Ist-Besteuerung / 12 Was beim Wechsel zwischen Soll- und Ist-Besteuerung zu beachten ist

Bei der Soll- und Ist-Versteuerung entsteht die Umsatzsteuerschuld zu unterschiedlichen Zeitpunkten. Bei einem Wechsel muss deshalb vermieden werden, dass Umsätze doppelt oder überhaupt nicht erfasst werden.[1] Bei einem Wechsel von der Soll- zur Ist-Besteuerung oder umgekehrt erfolgt keine Korrektur. Es muss lediglich sichergestellt werden, dass alle Umsätze einmal besteuert werden.

12.1 Übergang von der Soll- zur Ist-Besteuerung

Wer seine Umsätze nach vereinbarten Entgelten versteuert, erfasst seine Umsätze und die Umsatzsteuer in der Regel, bevor der Kunde gezahlt hat. Der Unternehmer zahlt die Umsatzsteuer doppelt, wenn er den Umsatz bei der Zahlung nochmals der Umsatzsteuer unterwerfen würde.

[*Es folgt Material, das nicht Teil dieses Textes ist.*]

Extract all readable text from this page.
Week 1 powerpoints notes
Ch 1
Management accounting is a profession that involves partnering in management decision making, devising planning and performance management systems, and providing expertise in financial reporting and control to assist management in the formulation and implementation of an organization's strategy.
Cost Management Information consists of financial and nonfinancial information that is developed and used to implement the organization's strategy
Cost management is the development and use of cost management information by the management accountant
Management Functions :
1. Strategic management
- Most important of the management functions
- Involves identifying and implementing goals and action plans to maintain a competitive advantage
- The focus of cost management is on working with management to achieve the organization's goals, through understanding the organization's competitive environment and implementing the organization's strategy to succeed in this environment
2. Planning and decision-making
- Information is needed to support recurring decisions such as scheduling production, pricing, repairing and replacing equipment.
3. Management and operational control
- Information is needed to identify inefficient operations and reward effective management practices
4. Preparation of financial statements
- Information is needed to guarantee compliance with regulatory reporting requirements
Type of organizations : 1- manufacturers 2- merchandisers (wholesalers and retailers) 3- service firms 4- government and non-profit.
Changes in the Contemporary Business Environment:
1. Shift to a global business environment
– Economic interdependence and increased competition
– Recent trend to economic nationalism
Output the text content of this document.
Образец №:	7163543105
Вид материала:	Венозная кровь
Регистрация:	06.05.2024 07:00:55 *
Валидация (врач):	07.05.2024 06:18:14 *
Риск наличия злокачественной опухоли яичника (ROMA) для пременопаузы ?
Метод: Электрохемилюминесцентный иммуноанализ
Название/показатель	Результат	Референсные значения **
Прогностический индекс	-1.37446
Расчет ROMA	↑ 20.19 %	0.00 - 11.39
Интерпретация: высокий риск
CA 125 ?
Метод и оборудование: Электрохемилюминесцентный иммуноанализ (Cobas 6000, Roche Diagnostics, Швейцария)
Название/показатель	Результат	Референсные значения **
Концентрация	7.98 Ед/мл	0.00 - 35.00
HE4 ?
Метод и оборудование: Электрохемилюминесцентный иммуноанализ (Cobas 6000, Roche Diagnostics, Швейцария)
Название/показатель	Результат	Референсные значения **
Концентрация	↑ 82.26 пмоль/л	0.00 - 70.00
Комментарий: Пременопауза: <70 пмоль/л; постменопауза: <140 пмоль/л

Um eine doppelte Erfassung zu vermeiden, ist wie folgt vorzugehen:

  • Es sind die Forderungen aus Lieferungen und Leistungen zusammenzustellen, bei denen die Umsatzsteuer im Zeitpunkt des Übergangs bereits erklärt worden ist (die also bereits in den abgegebenen Umsatzsteuervoranmeldungen enthalten sind).
  • Diese Umsätze sollten, sobald der Zahlungseingang erfolgt ist, gekennzeichnet werden, damit diese Beträge nicht nochmals in die Umsatzsteuervoranmeldung aufgenommen werden.
  • Bei einer Einnahmen-Überschussrechnung mit einem EDV-Programm sollte ein eigenes Erlöskonto eingerichtet werden, auf dem die Erlöse ohne Umsatzsteuer erfasst werden.

12.2 Übergang von der Ist- zur Soll-Besteuerung

Hat der Unternehmer seine Umsätze nach vereinnahmten Entgelten versteuert, erfasst er bei einer Umstellung die Umsätze nicht, bei denen noch keine Zahlungen durch die Kunden erfolgt sind. Nach einem Wechsel zur Soll-Besteuerung werden alle Leistungen erfasst, sobald die Rechnung ausgestellt worden ist. Für Umsätze, die noch aus der Zeit der Ist-Besteuerung stammen, ist die Umsatzsteuer erst zu zahlen, nachdem der Kunde gezahlt hat. Die Ist-Versteuerung für die bisherigen Umsätze bleibt bestehen, auch wenn die Forderung erheblich verspätet eingeht.

Ausnahme: Geschäftsveräußerung/Geschäftsaufgabe

Hier muss zum Veräußerungs- oder Aufgabezeitpunkt von der Ist- zur Soll- Besteuerung gewechselt werden, damit die bisher unversteuerten Forderungen der Umsatzsteuer unterworfen werden. Mit dem Wechsel zur Soll-Besteuerung wird dann die laufende Besteuerung abgeschlossen.

Bei einer Geschäftsveräußerung im Ganzen fällt keine Umsatzsteuer an.[1] In der Rechnung über den Verkauf darf keine Umsatzsteuer ausgewiesen werden.